The idea is a core response to the Democrats' federal health care overhaul. States have had the power to regulate insurance within their borders for at least 140 years, but the GOP has introduced a bill that would allow residents to buy health insurance outside of their states.
Unless you work for a company that's self-insured, it's likely the state you live in regulates your health insurance.
States set rules that can vary from the amount of money an insurance company must hold in reserve to what kinds of treatment health insurance policies cover.
Tom Miller of the conservative American Enterprise Institute says people should buy the kind of insurance they want, not what their state requires.
Allowing people to buy out-of-state policies would increase competition, potentially lower insurance premiums, and give consumers more choices, Miller said.
"If they want all these protections, want all these other rules, they can still buy that," he said. "But it might turn out that a lot of people would prefer something else if they could find a more affordable, more competitive product through someone selling from another state, regulated in a different manner, with some appropriate safeguards to prevent anything from going too far awry."
To that end Republicans introduced the so-called "Health Care Choice Act" in the U.S. House of Representatives last month. The bill would allow consumers to cross state lines in buying health insurance coverage.
An insurance company would pick a primary state, say Iowa, and agree to follow Iowa's insurance regulations. A Minnesotan could buy that insurance but would be covered by Iowa's rules.
The Council for Affordable Health Insurance cautions that more mandates don't necessarily translate into higher premium costs. Some mandates are inexpensive and don't cover many people. Others such as mental health coverage are more expensive and do cover more people.
Minnesota tends to be among the states with the highest number of mandates. The Council, for example, counted 64 in the state, compared with an average of 42 among the 50 states and Washington, D.C.
The Dayton administration opposes the GOP's bill, saying those mandates have a purpose.
"I think it's important that Minnesotans get the benefits and opportunities that we have in our laws," said Michael Rothman, Minnesota's new commerce commissioner.
He said Minnesota has enacted consumer protection laws for a reason -- to protect Minnesotans from unfair insurance practices. He worries that insurers will flock to lower-regulated states and end up lowering the standards for all health insurance.
"It's a race to the bottom then if you allow people to go across state lines," he said.
The trade group that represents Minnesota's health insurance plans also has concerns about the Republican proposal, and a version in the federal health care law as well.
Julie Brunner, executive director of the Minnesota Council of Health Plans said either way, Minnesota insurers want a level playing field.
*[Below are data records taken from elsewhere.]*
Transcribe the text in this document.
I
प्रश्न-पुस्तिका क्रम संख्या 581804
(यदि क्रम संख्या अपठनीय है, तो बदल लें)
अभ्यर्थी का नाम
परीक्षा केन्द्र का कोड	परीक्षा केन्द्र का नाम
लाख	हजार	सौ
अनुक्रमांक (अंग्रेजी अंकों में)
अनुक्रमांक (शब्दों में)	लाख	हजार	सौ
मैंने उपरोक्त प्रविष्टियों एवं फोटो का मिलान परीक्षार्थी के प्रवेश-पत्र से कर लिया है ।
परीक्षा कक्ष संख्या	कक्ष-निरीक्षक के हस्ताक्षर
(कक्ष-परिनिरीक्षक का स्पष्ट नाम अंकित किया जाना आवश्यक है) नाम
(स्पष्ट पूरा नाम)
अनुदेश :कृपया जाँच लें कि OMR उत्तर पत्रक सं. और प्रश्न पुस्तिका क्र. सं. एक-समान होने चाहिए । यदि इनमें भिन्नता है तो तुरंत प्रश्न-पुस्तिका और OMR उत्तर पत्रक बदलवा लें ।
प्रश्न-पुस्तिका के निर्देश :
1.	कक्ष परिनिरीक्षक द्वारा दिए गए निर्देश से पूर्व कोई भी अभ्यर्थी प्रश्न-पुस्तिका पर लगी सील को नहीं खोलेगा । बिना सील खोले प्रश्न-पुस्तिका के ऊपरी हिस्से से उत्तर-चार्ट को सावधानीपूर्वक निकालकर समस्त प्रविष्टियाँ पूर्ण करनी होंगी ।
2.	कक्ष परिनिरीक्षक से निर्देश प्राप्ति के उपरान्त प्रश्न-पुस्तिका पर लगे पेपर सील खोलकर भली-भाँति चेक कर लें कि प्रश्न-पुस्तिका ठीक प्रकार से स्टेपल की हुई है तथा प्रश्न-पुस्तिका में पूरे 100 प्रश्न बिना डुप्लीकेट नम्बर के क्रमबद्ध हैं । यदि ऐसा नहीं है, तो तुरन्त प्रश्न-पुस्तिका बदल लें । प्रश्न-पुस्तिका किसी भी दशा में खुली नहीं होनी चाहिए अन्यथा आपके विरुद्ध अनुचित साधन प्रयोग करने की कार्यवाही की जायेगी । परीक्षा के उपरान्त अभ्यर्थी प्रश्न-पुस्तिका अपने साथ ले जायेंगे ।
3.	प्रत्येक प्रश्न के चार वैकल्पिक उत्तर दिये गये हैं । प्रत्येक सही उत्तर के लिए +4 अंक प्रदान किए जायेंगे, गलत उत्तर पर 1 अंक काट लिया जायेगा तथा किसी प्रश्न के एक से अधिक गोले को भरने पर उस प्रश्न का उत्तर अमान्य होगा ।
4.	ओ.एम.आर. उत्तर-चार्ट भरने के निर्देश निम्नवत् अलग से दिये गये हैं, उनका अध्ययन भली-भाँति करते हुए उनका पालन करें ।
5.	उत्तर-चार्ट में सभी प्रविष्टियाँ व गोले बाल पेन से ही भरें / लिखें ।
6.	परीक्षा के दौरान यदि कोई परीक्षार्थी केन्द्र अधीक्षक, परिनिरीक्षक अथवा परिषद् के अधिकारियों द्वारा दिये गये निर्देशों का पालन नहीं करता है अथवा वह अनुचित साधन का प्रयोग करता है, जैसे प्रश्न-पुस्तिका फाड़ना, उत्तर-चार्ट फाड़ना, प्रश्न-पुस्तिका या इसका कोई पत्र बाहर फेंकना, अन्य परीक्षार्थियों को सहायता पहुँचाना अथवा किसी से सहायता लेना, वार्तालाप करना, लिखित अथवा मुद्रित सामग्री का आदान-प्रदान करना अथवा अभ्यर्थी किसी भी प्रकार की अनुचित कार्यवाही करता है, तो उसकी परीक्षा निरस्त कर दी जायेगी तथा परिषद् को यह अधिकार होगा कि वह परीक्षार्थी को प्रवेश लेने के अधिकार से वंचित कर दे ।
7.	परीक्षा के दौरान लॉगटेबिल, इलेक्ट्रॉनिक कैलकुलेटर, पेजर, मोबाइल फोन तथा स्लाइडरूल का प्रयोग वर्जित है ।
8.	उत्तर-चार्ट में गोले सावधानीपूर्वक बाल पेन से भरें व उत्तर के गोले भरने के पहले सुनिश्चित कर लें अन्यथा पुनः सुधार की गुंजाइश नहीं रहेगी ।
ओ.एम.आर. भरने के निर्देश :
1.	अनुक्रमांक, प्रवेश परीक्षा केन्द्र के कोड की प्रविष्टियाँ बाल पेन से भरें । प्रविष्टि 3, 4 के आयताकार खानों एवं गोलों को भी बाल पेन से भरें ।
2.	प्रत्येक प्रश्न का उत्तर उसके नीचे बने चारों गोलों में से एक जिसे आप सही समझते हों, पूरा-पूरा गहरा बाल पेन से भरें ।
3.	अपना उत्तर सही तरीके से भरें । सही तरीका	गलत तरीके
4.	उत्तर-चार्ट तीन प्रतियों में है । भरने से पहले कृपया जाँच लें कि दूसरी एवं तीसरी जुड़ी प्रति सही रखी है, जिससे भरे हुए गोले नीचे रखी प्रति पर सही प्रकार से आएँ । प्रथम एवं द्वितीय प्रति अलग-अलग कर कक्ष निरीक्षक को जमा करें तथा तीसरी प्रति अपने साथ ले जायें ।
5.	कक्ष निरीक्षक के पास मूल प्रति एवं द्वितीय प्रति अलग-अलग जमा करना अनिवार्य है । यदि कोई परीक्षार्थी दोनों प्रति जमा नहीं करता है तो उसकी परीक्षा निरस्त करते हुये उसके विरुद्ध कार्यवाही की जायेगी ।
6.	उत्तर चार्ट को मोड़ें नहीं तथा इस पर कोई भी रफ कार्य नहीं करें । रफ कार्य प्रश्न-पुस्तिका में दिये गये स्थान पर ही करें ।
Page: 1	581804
Allowing Minnesotans to buy insurance regulated by another state means there is no level playing field for Minnesota insurers, Brunner said.
"If you want to open the market to more competition from insurance companies then every company that sells in Minnesota has to meet the same requirements as every other company," she said.
The federal health care law has an option for states to allow consumers to buy insurance across state lines. The law requires individual states to set up Expedia-like health insurance comparison shopping sites by 2014. Under the health care law, states COULD band together if they want in regional compacts to sell insurance across the borders of the participating states.